Krish was taken aback by Diya’s abnormally mature attitude regarding the arrangement. Where had this pragmatism been nine years ago? Why wasn’t she ranting and raving about fairy tales and true love and princes or the charming Hasaan? He couldn’t believe how easily she’d said yes.
But, of course, there was a catch.
“If I’m going to be shackled to some stranger by the end of the week, I will go down in glory,” cried the drama queen. “And, since you’ve offered to be my knave, you have to do my bidding. You will take the week off. I don’t care how busy you are, Beast. If you disagree, the deal is off.”
Her mouth fell open when he agreed to her demand without argument. He’d been working from home since the buyout anyway, as the offices were shutting down and shifting to Wisconsin one department at a time. He almost felt sorry for tricking Diya into thinking she was winning. Almost.
A savagely calculating look came into her eyes, belying his quick win. It made his scalp itch with unease. Her eyes swept over him from head to toe, and on their way up, they stopped in the periphery of his navel, which wasn’t nearly as pretty as hers.
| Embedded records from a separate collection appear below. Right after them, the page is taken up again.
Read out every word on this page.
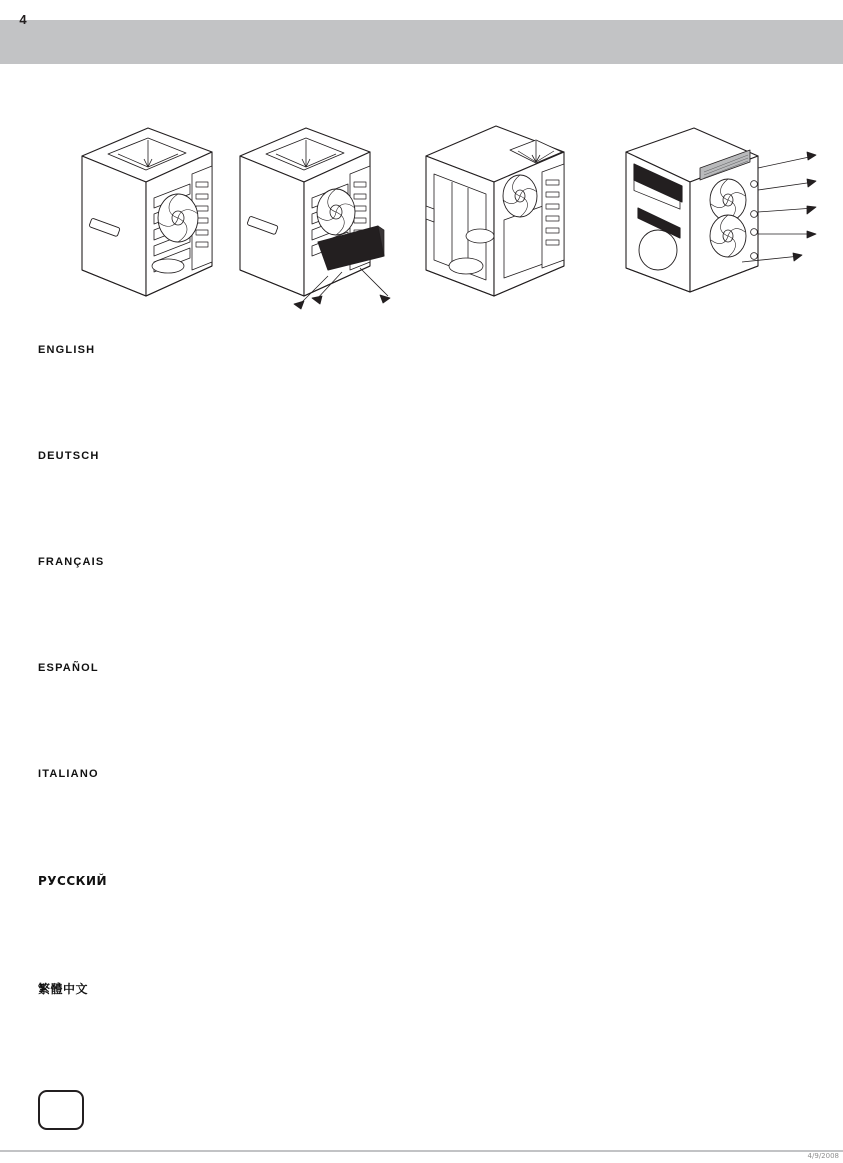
ENGLISH
DEUTSCH
FRANÇAIS
ESPAÑOL
ITALIANO
РУССКИЙ
繁體中文
4
4/9/2008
Krish sucked in a breath, making his T-shirt stretch across his chest and billow over his stomach. While he didn’t have what Diya referred to as a god-awful jiggle belly, he didn’t have the infamously ripped six-pack she lusted after either.
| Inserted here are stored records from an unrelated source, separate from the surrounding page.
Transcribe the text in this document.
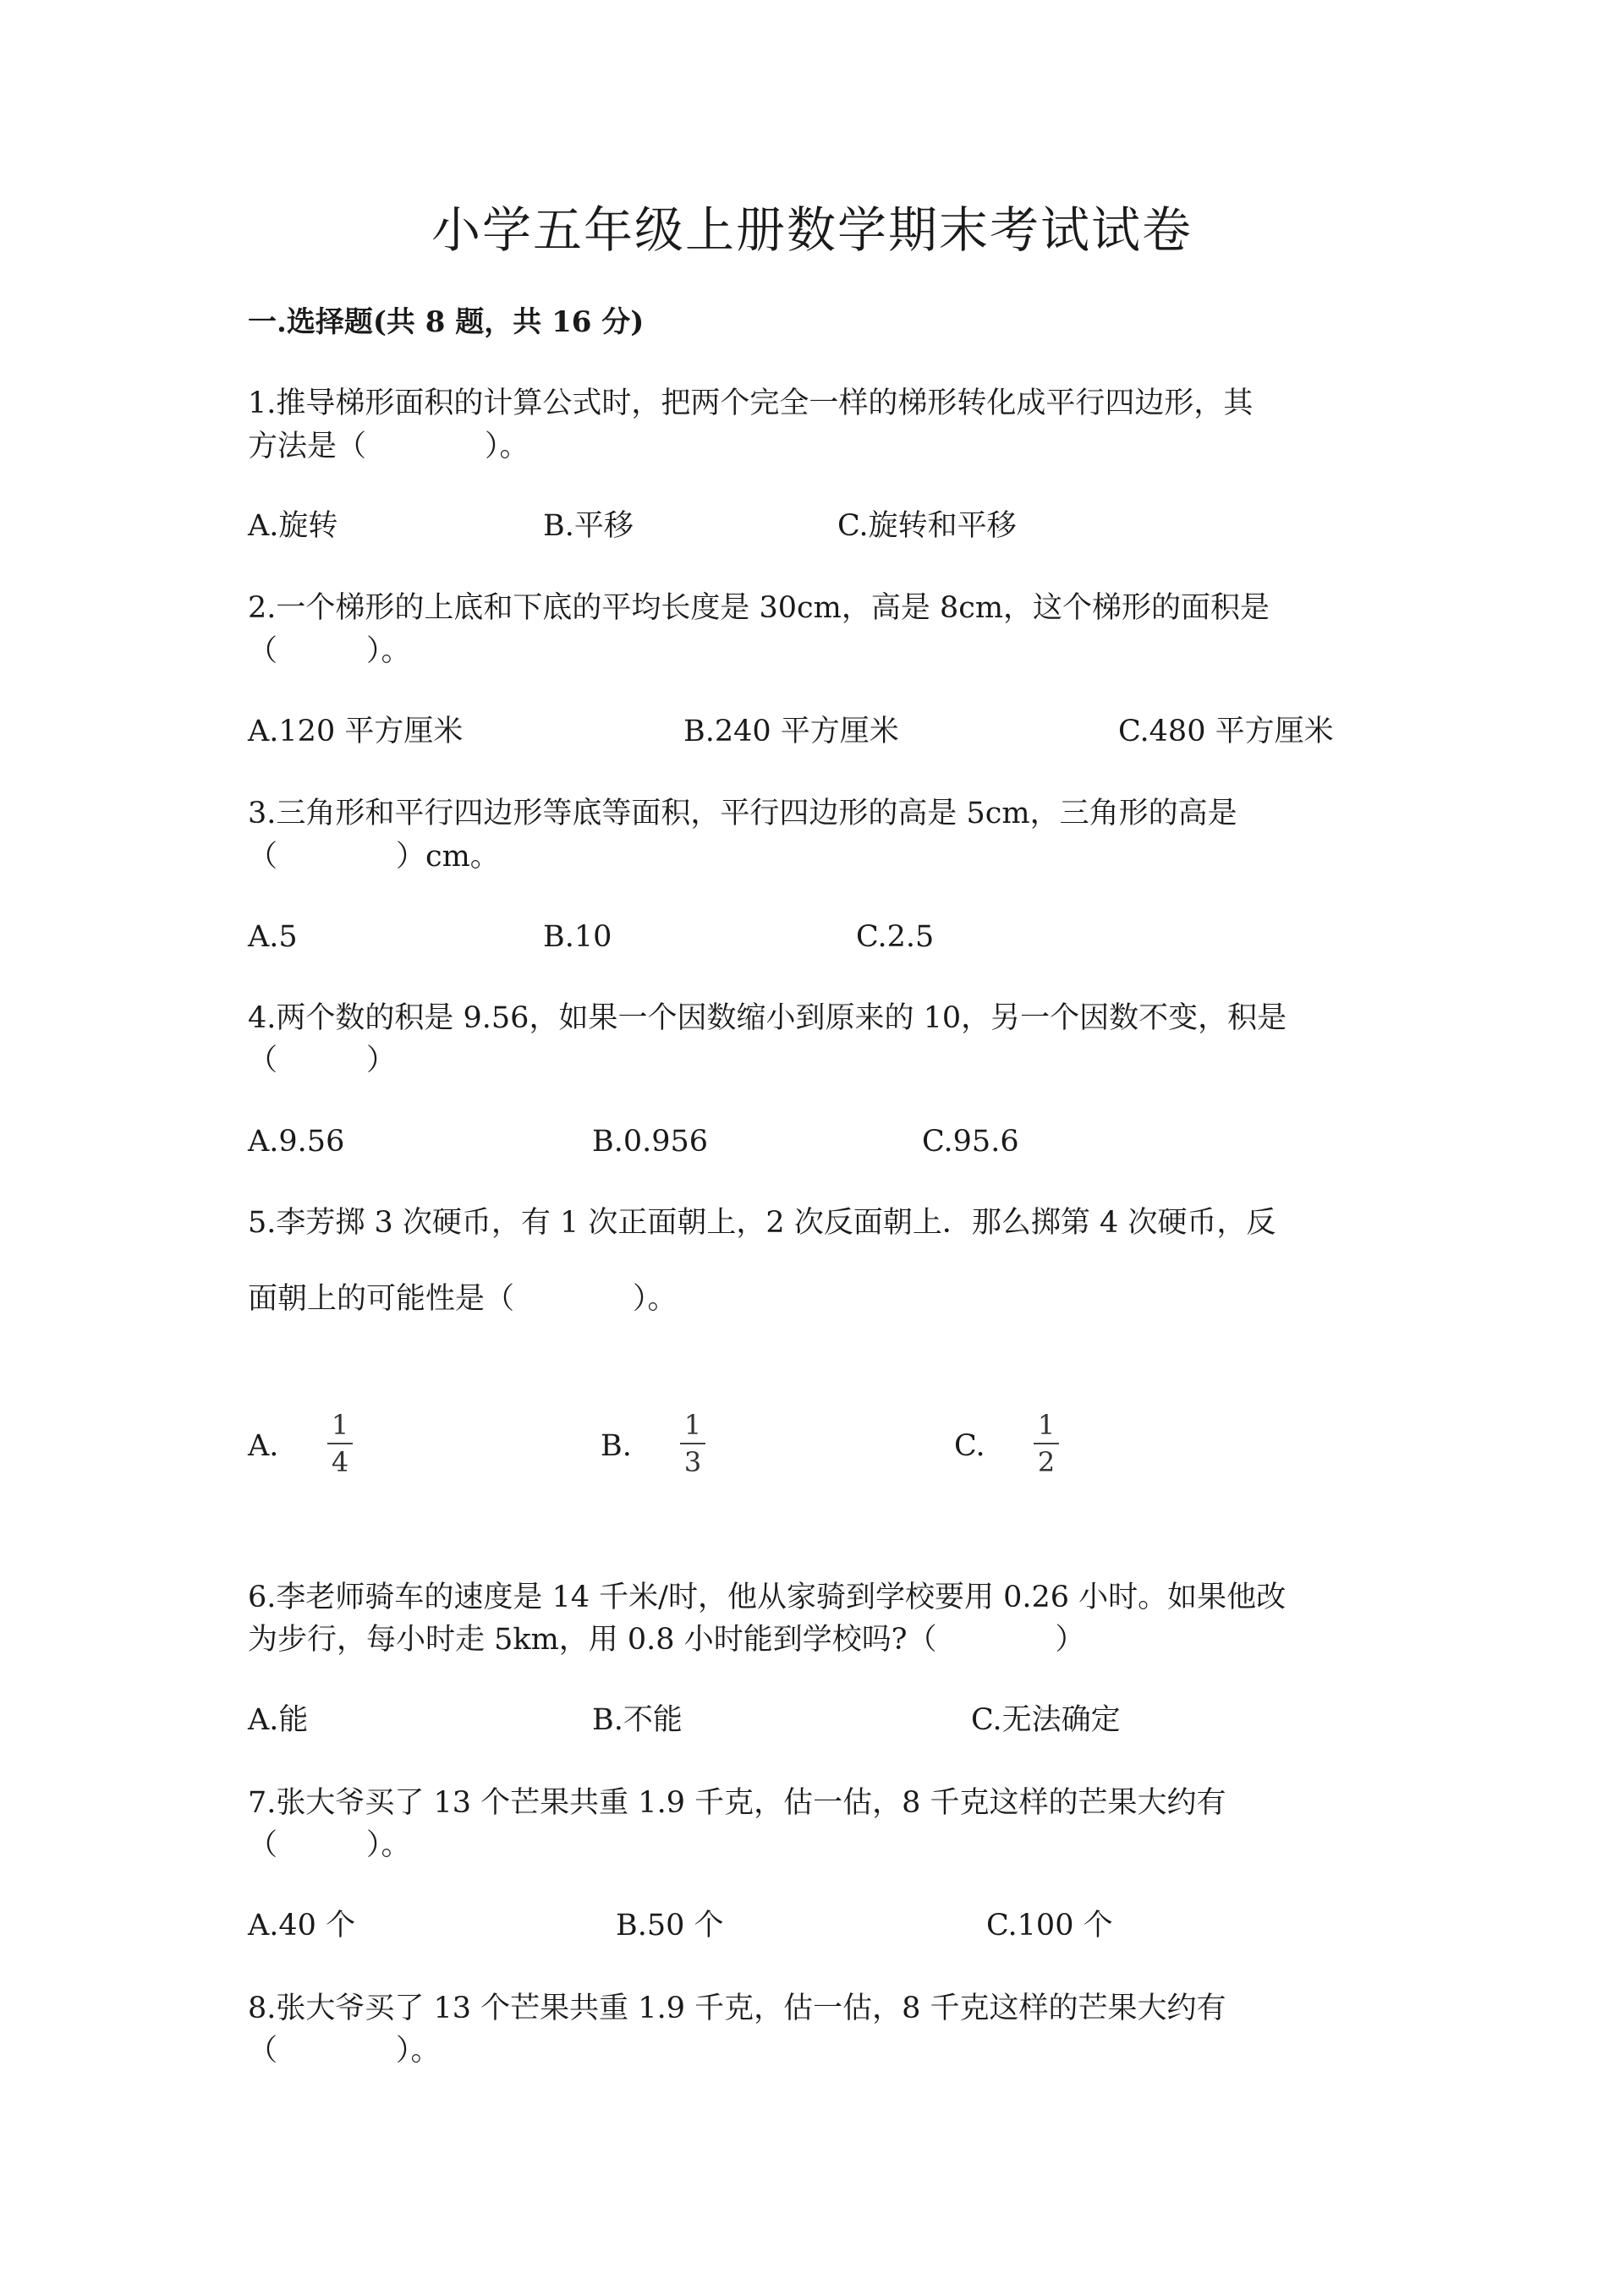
小学五年级上册数学期末考试试卷
一.选择题(共 8 题，共 16 分)
1.推导梯形面积的计算公式时，把两个完全一样的梯形转化成平行四边形，其
方法是（　　　　）。
A.旋转	B.平移	C.旋转和平移
2.一个梯形的上底和下底的平均长度是 30cm，高是 8cm，这个梯形的面积是
（　　　）。
A.120 平方厘米	B.240 平方厘米	C.480 平方厘米
3.三角形和平行四边形等底等面积，平行四边形的高是 5cm，三角形的高是
（　　　　）cm。
A.5	B.10	C.2.5
4.两个数的积是 9.56，如果一个因数缩小到原来的 10，另一个因数不变，积是
（　　　）
A.9.56	B.0.956	C.95.6
5.李芳掷 3 次硬币，有 1 次正面朝上，2 次反面朝上．那么掷第 4 次硬币，反
面朝上的可能性是（　　　　）。
A.
1
4	B.
1
3	C.
1
2
6.李老师骑车的速度是 14 千米/时，他从家骑到学校要用 0.26 小时。如果他改
为步行，每小时走 5km，用 0.8 小时能到学校吗?（　　　　）
A.能	B.不能	C.无法确定
7.张大爷买了 13 个芒果共重 1.9 千克，估一估，8 千克这样的芒果大约有
（　　　）。
A.40 个	B.50 个	C.100 个
8.张大爷买了 13 个芒果共重 1.9 千克，估一估，8 千克这样的芒果大约有
（　　　　）。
“When’s the last time you pumped iron at the gym?” She patted his cotton-clad gut like a mother patted a child’s head before doling out punishment.
He was going to weep for siding with her father.
“A while ago. I haven’t had time.” Or the inclination to renew his gym membership in two years. Though he did play a mean game of tennis and cricket every weekend.
“First project for the coming week is reacquainting you with your major muscle groups,” she declared.
Oh, yeah, paying off the debt to Lady Baklava was going to be brutal.
* * *
Diya was bewildered by the bizarre twist in her un-fairy tale.
Krish hadn’t balked at her plans to physically torture him and had agreed to babysit her for a week? What the what?
“Since you’re not heading off to your office, I vote we get started on your six-pack now.” Now was as good a time as any to begin the torture. It was payback time. “Run along, Beast. Go change into your gym clothes.”
He frowned. “You want to start now?”
“Why not? Do you have something better to do?” Like hightail it to the office?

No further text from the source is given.